ABC Streaming Video

I’ve just been trying ABC’s new streaming service. It requires Flash 8, and the video quality is pretty good – significantly better than Youtube or Google Video, but then it’s being encoded at a much better rate.
Currently there are just a handful of major ABC shows available including Lost, Desperate Housewives, and Commander in Chief. I watched part of an episode of Alias which was sponsored by Zyrtec “with limited commercial interruption”. What that meant is that it ran with, barely any commercials. Indeed a scrollbar at the bottom of the screen indicated when each commercial break was going to come. It also indicated that while I couldn’t fully fast-forward or rewind per se, I could jump to a different segment, or jump around any of the content I’d already seen. So if I’d missed the last half of Alias, I could jump, broadly speaking, straight to that section. I could also pause at any point.
Strangely, one of the ads that I saw, for the aforementioned hayfever remedy, was in much lower quality than the overall show – not in widescreen and scratchy sound. There was a nice countdown until when the show was going to resume, although for some reason, the user has to click on a button to launch it. The second ad was a Flash affair, similar to those you see to get a daypass on Salon.
Obviously, I shouldn’t really have been able to watch this, since ABC have gone to some lengths to ensure that only US IP addresses work. Obviously there are things you can do with proxies to get around this, and the one I used worked perfectly well, although I turned it off when I was done. Well, there’s all that BBC fare that’s limited to the UK isn’t there?
One other thing worth mentioning is the fact that this only seems to be a pilot system. The site is only live from today until the end of June. Not that there’s a great deal of new programming on US television over the summer – particularly on the major networks. But is this just a test, or something that’s going to be around come the autumn and the new seasons?

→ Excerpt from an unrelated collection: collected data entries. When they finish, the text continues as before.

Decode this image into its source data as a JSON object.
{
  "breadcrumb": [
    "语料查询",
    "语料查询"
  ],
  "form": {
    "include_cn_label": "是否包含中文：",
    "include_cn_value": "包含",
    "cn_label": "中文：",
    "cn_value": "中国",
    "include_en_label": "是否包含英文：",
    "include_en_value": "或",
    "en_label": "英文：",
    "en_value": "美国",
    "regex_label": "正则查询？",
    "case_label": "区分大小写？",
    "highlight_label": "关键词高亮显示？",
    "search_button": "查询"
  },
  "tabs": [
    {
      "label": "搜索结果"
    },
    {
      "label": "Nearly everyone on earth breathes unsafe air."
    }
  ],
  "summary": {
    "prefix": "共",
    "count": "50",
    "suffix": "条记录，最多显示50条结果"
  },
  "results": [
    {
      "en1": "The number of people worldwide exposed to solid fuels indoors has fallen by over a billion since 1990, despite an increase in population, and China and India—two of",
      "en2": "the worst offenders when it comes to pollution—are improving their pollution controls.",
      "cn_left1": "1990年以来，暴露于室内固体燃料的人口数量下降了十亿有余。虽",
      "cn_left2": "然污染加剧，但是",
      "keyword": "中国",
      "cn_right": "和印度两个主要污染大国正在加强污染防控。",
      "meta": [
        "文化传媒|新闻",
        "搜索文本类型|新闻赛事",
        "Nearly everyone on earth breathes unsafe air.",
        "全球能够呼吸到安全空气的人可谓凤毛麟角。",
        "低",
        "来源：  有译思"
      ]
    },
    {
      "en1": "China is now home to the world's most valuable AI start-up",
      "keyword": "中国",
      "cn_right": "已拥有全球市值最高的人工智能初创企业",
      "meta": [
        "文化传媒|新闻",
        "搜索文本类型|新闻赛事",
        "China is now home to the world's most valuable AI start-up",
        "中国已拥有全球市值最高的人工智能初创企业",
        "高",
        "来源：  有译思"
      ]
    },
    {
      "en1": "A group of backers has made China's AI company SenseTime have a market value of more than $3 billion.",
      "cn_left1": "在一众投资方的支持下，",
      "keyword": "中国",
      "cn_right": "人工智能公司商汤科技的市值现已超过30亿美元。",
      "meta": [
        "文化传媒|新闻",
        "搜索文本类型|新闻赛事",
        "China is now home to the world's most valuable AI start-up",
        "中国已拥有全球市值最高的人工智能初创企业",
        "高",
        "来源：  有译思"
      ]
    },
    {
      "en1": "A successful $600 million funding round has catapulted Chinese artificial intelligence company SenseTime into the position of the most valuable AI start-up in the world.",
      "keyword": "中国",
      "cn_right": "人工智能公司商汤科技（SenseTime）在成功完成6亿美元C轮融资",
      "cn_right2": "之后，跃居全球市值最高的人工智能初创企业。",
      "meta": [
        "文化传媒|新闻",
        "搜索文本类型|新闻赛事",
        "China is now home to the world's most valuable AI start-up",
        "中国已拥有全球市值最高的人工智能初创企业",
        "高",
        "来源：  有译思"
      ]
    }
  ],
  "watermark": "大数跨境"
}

So overall, it’s pretty painless, with the exception of forcing me to upgrade to Flash 8. How long until a British company manages to do something like this? Channel 4’s Lost scheme is up and running, but it still costs 99p an episode. And it seems that when I mentioned the other day that Five should put The Gadget Show up for available download, little did I realise that they were already charging 50p to watch some of their guides! I certainly won’t be bothering with those.